Soya milk is the most popular milk alternative, based on its high protein content and (normally) added calcium and vitamin D. However if we’re going all organic and non-GMO, these fortifications aren’t possible, making it a poor competitor for being a milk alternative. Relative to the others listed here, it also is low in carbohydrates and fat.

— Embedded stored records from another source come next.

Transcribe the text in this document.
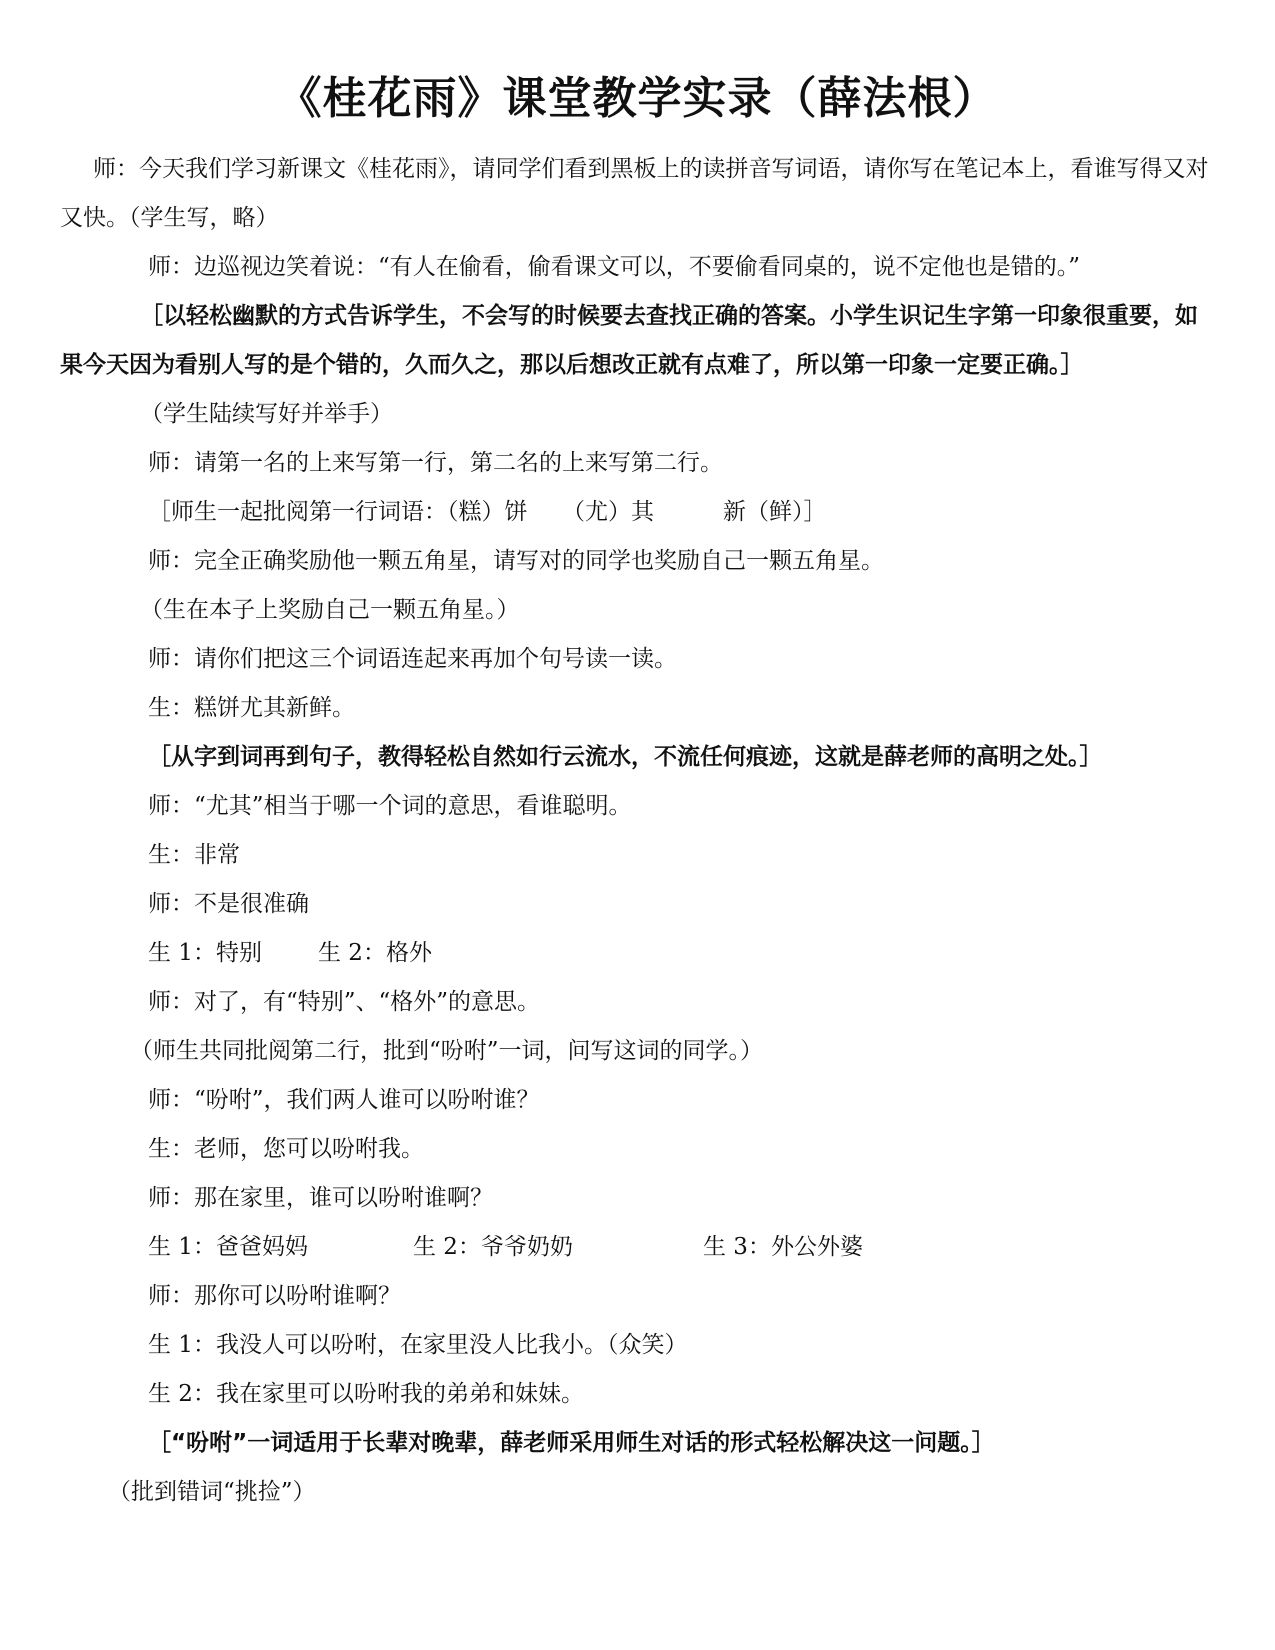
《桂花雨》课堂教学实录（薛法根）

师：今天我们学习新课文《桂花雨》，请同学们看到黑板上的读拼音写词语，请你写在笔记本上，看谁写得又对又快。（学生写，略）

师：边巡视边笑着说：“有人在偷看，偷看课文可以，不要偷看同桌的，说不定他也是错的。”

［以轻松幽默的方式告诉学生，不会写的时候要去查找正确的答案。小学生识记生字第一印象很重要，如果今天因为看别人写的是个错的，久而久之，那以后想改正就有点难了，所以第一印象一定要正确。］

（学生陆续写好并举手）

师：请第一名的上来写第一行，第二名的上来写第二行。

［师生一起批阅第一行词语：（糕）饼　　（尤）其　　　新（鲜）］

师：完全正确奖励他一颗五角星，请写对的同学也奖励自己一颗五角星。

（生在本子上奖励自己一颗五角星。）

师：请你们把这三个词语连起来再加个句号读一读。

生：糕饼尤其新鲜。

［从字到词再到句子，教得轻松自然如行云流水，不流任何痕迹，这就是薛老师的高明之处。］

师：“尤其”相当于哪一个词的意思，看谁聪明。

生：非常

师：不是很准确

生 1：特别	生 2：格外

师：对了，有“特别”、“格外”的意思。

（师生共同批阅第二行，批到“吩咐”一词，问写这词的同学。）

师：“吩咐”，我们两人谁可以吩咐谁？

生：老师，您可以吩咐我。

师：那在家里，谁可以吩咐谁啊？

生 1：爸爸妈妈	生 2：爷爷奶奶	生 3：外公外婆

师：那你可以吩咐谁啊？

生 1：我没人可以吩咐，在家里没人比我小。（众笑）

生 2：我在家里可以吩咐我的弟弟和妹妹。

［“吩咐”一词适用于长辈对晚辈，薛老师采用师生对话的形式轻松解决这一问题。］

（批到错词“挑捡”）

Ingredients: water, hulled organic soya beans (5.9%), organic apple juice concentrate, sea salt
Nutrition per 100ml:
Energy                 32 kcal
Carbohydrate       2.4g
of which sugars   2.4g
Fat                       1.7g
Saturated fat        0.3g
Protein                 3.0g
Salt                      0.14g
Fibre                    0.5g
Calcium               0mg

Is it worth going organic?

In my research, I’ve looked at the organic alternatives where possible. I would encourage you to opt for organic, so long as you are not sacrificing the health properties of the drink (such as in Oatly’s case); while it may not have substantial health benefits, it’s essential we think of the production chain of our food, and the farmers and field workers who have to handle our food before being processed – these men and women have to come into contact with chemicals that we ourselves don’t want to touch or ingest. And applying simple rules of economics, the more we demand organic products, the cheaper and more numerous they will become!
In my case, I’ll be opting for unsweetened soya or almond milk with added calcium and vitamins when replacing cows’ milk for now, but I’ll keep my eyes peeled for a milk alternative that uses a combination of organic ingredients with fortified calcium and vitamins – please let me know if you come across one!